So now; your main-fuse is flat-sided from the break-point rearward?
I was thinking.. that's where you could mount square-maple beams. I remember the wing-joint being lower now.. close to the bottom of the fuse.
The beam-application I suggested, can be better understood by this photo of one of my first cracks at designing..
You could make beams around 4" long.. and mount them with machine-screws to the outside of the fuse with bearing-plates on the inside. If you don't want the weight of screws.. use them and the bearing-plates as a clamp for gluing the beams on with epoxy. I understand what you meant now.. when you said "not able to put on a saw with the wing on".. My idea is a surface-mount.. although beams imbedded in slots cut in the fuse would be cleaner.
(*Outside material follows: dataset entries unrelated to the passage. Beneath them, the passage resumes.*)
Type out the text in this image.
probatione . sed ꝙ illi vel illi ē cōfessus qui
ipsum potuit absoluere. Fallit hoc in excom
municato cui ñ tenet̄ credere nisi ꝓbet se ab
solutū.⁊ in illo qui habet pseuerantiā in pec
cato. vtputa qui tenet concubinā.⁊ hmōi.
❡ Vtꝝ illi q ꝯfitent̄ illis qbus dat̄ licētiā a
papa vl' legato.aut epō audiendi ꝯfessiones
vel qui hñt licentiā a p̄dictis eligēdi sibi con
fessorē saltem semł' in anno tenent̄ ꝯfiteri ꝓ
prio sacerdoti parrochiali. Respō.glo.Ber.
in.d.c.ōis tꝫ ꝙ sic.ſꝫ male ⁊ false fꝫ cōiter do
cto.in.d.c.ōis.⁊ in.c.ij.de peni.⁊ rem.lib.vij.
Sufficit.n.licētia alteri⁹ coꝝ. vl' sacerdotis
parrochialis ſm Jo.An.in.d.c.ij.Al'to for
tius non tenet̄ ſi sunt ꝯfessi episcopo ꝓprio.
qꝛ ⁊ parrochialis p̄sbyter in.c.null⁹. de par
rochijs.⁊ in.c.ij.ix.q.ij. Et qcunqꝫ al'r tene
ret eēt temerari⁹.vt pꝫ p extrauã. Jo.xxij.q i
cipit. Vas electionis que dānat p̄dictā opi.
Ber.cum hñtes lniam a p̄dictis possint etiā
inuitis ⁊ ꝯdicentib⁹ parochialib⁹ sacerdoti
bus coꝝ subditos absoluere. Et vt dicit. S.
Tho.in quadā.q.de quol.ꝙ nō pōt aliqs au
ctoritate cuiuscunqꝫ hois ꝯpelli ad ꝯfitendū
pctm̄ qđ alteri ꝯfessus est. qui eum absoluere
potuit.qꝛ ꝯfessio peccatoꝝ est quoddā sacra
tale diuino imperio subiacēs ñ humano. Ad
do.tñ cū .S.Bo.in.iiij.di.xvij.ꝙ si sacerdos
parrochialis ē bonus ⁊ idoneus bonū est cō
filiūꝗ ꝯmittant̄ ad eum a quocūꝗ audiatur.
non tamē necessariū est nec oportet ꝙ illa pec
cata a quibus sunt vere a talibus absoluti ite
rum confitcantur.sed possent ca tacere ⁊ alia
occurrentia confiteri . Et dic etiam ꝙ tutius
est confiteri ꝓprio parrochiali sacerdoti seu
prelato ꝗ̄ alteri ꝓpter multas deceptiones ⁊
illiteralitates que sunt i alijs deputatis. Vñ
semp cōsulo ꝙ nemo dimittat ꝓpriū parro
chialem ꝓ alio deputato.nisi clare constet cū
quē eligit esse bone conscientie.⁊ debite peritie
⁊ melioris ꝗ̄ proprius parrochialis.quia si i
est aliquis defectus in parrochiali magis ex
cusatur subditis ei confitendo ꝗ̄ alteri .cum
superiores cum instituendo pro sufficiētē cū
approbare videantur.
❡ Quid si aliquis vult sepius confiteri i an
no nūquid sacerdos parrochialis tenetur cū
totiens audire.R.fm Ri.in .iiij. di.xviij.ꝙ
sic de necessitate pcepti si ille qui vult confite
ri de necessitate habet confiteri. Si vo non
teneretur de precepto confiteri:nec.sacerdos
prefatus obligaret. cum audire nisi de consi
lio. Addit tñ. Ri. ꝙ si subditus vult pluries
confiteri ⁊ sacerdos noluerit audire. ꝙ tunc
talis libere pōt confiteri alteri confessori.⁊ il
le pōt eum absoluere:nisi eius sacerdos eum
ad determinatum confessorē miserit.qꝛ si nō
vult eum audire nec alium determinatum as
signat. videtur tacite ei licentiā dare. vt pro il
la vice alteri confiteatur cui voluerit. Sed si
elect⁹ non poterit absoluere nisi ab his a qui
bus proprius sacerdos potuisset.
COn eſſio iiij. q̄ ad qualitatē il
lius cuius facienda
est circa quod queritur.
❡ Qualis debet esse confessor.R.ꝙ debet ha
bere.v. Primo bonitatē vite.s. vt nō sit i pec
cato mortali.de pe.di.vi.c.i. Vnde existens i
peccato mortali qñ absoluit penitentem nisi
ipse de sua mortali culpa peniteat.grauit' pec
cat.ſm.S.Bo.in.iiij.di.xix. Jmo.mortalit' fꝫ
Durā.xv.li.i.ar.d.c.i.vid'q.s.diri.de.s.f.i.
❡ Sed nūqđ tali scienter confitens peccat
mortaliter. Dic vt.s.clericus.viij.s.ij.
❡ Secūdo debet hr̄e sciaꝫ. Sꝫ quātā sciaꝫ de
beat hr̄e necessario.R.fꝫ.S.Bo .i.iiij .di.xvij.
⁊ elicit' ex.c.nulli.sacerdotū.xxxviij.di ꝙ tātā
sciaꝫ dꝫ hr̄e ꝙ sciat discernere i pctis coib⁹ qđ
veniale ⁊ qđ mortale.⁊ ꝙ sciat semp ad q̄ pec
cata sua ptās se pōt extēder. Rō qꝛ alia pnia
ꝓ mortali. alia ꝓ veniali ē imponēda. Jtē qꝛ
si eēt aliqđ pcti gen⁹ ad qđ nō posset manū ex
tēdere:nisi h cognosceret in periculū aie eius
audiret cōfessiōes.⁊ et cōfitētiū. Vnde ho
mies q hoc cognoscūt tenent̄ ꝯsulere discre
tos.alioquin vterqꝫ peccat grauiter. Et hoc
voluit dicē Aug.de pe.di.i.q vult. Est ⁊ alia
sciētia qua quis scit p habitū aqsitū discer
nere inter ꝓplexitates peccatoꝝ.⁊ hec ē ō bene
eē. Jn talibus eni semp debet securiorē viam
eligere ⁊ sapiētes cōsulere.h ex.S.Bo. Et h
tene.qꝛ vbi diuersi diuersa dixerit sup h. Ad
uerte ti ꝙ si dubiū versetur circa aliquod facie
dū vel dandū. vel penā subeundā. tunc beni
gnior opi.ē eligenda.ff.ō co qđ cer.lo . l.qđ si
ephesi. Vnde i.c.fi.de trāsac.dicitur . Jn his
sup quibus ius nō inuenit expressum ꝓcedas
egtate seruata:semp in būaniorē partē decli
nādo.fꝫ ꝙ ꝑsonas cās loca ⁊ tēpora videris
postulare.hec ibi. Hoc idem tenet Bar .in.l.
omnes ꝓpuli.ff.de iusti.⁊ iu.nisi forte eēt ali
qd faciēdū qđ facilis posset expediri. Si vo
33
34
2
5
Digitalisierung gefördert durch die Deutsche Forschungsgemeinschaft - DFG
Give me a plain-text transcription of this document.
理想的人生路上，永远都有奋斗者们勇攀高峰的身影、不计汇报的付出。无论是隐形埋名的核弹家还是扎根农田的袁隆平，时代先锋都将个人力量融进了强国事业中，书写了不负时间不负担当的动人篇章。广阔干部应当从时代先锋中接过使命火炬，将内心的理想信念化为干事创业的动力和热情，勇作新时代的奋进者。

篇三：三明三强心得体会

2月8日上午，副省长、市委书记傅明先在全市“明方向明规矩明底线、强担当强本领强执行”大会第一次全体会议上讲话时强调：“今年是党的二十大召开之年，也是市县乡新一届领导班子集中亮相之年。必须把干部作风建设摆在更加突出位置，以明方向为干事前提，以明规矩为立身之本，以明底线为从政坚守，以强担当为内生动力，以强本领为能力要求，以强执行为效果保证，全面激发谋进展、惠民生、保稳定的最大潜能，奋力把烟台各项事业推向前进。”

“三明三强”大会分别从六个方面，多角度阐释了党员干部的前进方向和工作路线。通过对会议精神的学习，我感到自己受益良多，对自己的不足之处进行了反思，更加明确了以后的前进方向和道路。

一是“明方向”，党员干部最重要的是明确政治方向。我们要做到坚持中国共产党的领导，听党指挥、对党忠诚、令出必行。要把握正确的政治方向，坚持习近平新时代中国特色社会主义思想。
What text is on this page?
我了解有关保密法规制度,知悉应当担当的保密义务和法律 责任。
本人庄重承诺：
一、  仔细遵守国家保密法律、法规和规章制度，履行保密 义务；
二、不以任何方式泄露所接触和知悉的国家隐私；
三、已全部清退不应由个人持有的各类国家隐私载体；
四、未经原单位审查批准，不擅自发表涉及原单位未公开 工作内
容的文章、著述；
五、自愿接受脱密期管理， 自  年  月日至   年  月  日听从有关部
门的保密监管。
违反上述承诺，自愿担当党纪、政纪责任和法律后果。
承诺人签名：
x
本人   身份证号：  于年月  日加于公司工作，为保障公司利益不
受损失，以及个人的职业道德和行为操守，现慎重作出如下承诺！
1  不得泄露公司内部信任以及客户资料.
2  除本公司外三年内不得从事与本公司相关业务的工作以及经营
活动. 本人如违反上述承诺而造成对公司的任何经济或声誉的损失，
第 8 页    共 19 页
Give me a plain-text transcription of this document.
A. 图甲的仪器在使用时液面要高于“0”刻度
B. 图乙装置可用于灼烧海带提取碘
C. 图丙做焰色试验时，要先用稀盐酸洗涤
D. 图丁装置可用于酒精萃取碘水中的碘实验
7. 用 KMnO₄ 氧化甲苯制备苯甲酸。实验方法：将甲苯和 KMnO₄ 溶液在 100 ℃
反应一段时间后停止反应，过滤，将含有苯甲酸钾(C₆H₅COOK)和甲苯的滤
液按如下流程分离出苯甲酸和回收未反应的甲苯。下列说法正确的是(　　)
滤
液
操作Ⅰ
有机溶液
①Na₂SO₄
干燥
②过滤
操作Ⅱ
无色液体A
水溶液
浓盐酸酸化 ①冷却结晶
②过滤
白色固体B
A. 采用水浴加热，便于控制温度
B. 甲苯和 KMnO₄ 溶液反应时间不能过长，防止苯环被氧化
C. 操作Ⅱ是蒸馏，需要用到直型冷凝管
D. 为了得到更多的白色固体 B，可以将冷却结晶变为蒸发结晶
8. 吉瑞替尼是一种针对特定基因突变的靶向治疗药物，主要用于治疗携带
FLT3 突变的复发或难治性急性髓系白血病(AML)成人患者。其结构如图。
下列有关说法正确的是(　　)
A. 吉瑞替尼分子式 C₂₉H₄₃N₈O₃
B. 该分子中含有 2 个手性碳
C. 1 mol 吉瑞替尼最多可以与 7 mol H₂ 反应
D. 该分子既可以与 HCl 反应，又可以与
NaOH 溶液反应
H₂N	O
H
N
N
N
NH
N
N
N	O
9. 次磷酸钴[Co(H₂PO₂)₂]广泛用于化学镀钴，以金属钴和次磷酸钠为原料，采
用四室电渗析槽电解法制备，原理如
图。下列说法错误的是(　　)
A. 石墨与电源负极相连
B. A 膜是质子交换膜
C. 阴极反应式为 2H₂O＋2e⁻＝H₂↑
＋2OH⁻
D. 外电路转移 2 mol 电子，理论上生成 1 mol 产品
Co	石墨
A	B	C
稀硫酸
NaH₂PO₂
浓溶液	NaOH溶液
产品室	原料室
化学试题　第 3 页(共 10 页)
You can actually find hardwood square beams at Walmart.. I don't know what the actual wood is.. but it resembles either maple or poplar. Check out the crafts department next time you're there. The bag contains a 10 pc. assortment of sizes from approx. 3/16" to 1/2" (precisely metric).. in 12" lengths. Just an option.
One more thing.. If you mounted beams to the side of the fuse.. the lower one could be made long enough to provide a joint for supporting the wing. A hard balsa block could be glued in between. If you "jig" the beams square with the wing. (providing it's a flat-wing..) you'll have a more efficient thrust-line.
It don't have to be pretty.. it just has to have teeth.. like Rusty said..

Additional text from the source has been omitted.